We also invite you to review a case study reported by a physician affiliated with Columbia University’s Department of Psychiatry, College of Physicians and Surgeons, Columbia University Medical Center in New York. That case study, published Feb. 2, states in part: “… Several first-time, nonchronic cannabis users have presented to our clinic with psychosis or thought disorders lasting months after first- or second-time cannabis use.”

What is psychosis?

Dr. Christian Thurstone, an associate professor at the University of Colorado and medical director of one of that that’s largest adolescent addiction-treatment programs explains:

“Psychosis is a medical term that describes auditory and visual hallucinations. Simply put, people who are psychotic are delusional. They may see or hear things that aren’t real. Their minds often play terrible tricks on them that surface as extreme paranoia and anxiety.
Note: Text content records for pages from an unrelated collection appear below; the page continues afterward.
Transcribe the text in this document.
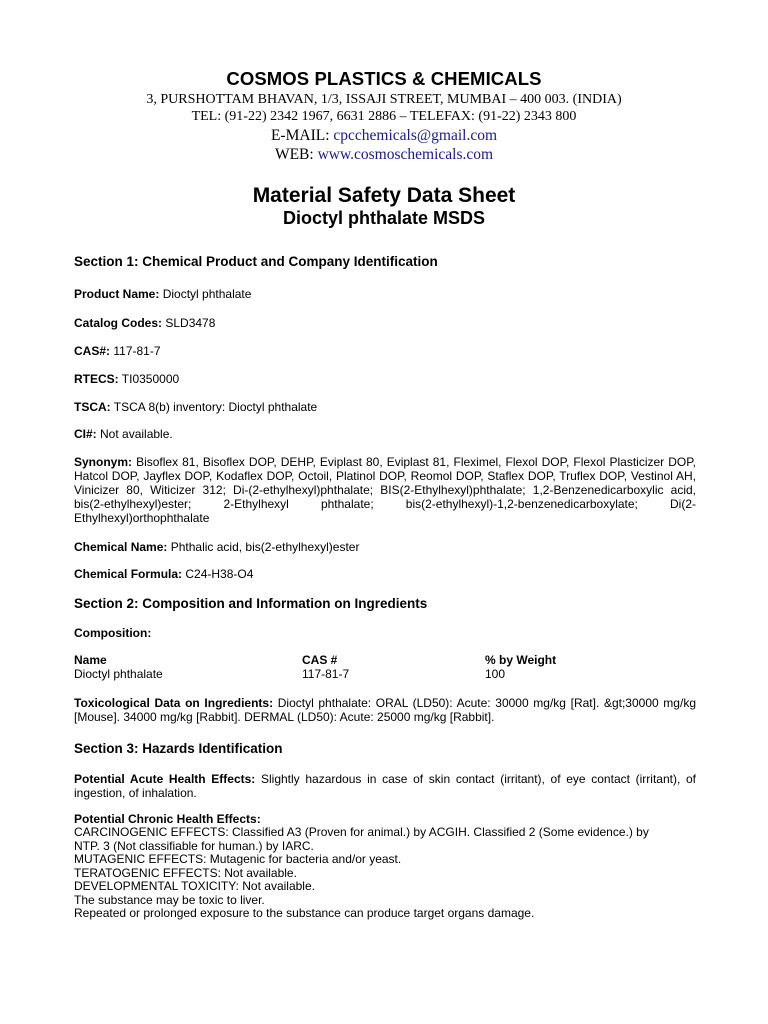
COSMOS PLASTICS & CHEMICALS
3, PURSHOTTAM BHAVAN, 1/3, ISSAJI STREET, MUMBAI – 400 003. (INDIA)
TEL: (91-22) 2342 1967, 6631 2886 – TELEFAX: (91-22) 2343 800
E-MAIL: cpcchemicals@gmail.com
WEB: www.cosmoschemicals.com
Material Safety Data Sheet
Dioctyl phthalate MSDS
Section 1: Chemical Product and Company Identification
Product Name: Dioctyl phthalate
Catalog Codes: SLD3478
CAS#: 117-81-7
RTECS: TI0350000
TSCA: TSCA 8(b) inventory: Dioctyl phthalate
CI#: Not available.
Synonym: Bisoflex 81, Bisoflex DOP, DEHP, Eviplast 80, Eviplast 81, Fleximel, Flexol DOP, Flexol Plasticizer DOP, Hatcol DOP, Jayflex DOP, Kodaflex DOP, Octoil, Platinol DOP, Reomol DOP, Staflex DOP, Truflex DOP, Vestinol AH, Vinicizer 80, Witicizer 312; Di-(2-ethylhexyl)phthalate; BIS(2-Ethylhexyl)phthalate; 1,2-Benzenedicarboxylic acid, bis(2-ethylhexyl)ester; 2-Ethylhexyl phthalate; bis(2-ethylhexyl)-1,2-benzenedicarboxylate; Di(2-Ethylhexyl)orthophthalate
Chemical Name: Phthalic acid, bis(2-ethylhexyl)ester
Chemical Formula: C24-H38-O4
Section 2: Composition and Information on Ingredients
Composition:
Name	CAS #	% by Weight
Dioctyl phthalate	117-81-7	100
Toxicological Data on Ingredients: Dioctyl phthalate: ORAL (LD50): Acute: 30000 mg/kg [Rat]. &gt;30000 mg/kg [Mouse]. 34000 mg/kg [Rabbit]. DERMAL (LD50): Acute: 25000 mg/kg [Rabbit].
Section 3: Hazards Identification
Potential Acute Health Effects: Slightly hazardous in case of skin contact (irritant), of eye contact (irritant), of ingestion, of inhalation.
Potential Chronic Health Effects:
CARCINOGENIC EFFECTS: Classified A3 (Proven for animal.) by ACGIH. Classified 2 (Some evidence.) by
NTP. 3 (Not classifiable for human.) by IARC.
MUTAGENIC EFFECTS: Mutagenic for bacteria and/or yeast.
TERATOGENIC EFFECTS: Not available.
DEVELOPMENTAL TOXICITY: Not available.
The substance may be toxic to liver.
Repeated or prolonged exposure to the substance can produce target organs damage.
There are different psychotic disorders, but people tend to be most familiar with schizophrenia — which is one of the most emotionally difficult diagnoses for me to deliver to young people and their families.

“The first study revealing the link between adolescent marijuana use and the development of psychosis in early adulthood was released in Sweden in 1988. Since then, six other large studies have been conducted. Like that first Swedish investigation, they have shown a two-to-four-fold increase in the development of psychosis in young adults who used marijuana during adolescence. These studies have controlled for more than 60 variables, including gender, family history of psychosis, pre-existence of psychosis and the use of other substances along with marijuana. All of these studies have reinforced the relationship between adolescent marijuana use and the development of psychosis.”